In inflammatory bowel disease (IBD), inflammation is sustained by an exaggerated response of lymphocytes. This results from enhanced expression of anti-apoptotic B cell lymphoma (BCL-2) and BCL-XL associated with a diminished turnover. Azathioprine (AZA) directly targets BCL-2 family-mediated apoptosis. We investigated whether the BCL-2 family expression pattern could be used to predict treatment response to AZA and determined whether BCL-2 inhibitor A-1211212 effectively diminishes lymphocytes and ameliorates inflammation in a model of colitis.

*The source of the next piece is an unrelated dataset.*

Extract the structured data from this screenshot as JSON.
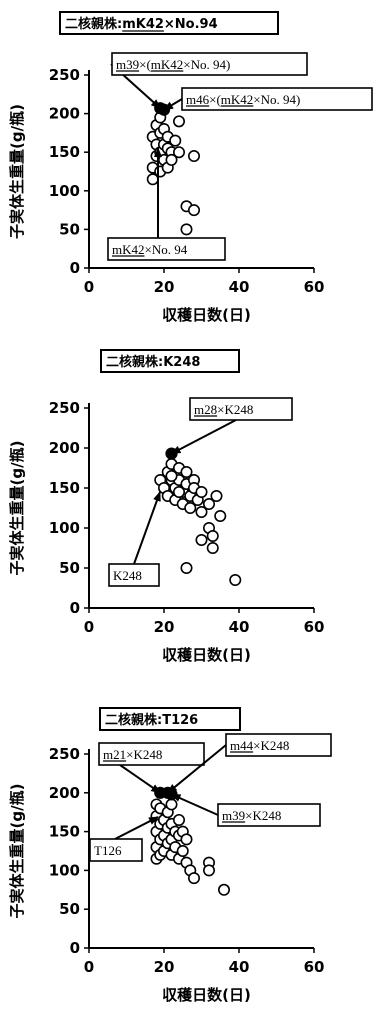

BCL-2 family expression pattern was determined by next-generation sequencing (NGS). BCL-2 inhibitor was administered orally to Il10-/- mice. Haematological analyses were performed with an ADVIA 2120 and changes in immune cells were investigated using quantitative polymerase chain reaction (qPCR) and fluorescence activated cell sorter (FACS). We determined similar expression levels of BCL-2 family members in patients with remission and patients refractory to treatment, showing that BCL-2 family expression can not predict AZA treatment response. Expression was not correlated with the modified Truelove and Witts activity index (MTWAI). BCL-2 inhibitor initiated cell death in T cells from patients refractory to AZA and reduced lymphocyte count in Il10-/- mice. FACS revealed diminished CD8+ T cells upon BCL-2 inhibitor in Il10-/- mice without influencing platelets. Tnf, Il1ß, IfnƔ and Mcp-1 were decreased upon BCL-2 inhibitor. A-1211212 positively altered the colonic mucosa and ameliorated inflammation in mice. Pro-apoptotic BCL-2 inhibitor A-1211212 diminishes lymphocytes and ameliorates colitis in Il10-/- mice without inducing thrombocytopenia. BCL-2 inhibition could be a new therapy option for patients refractory to AZA.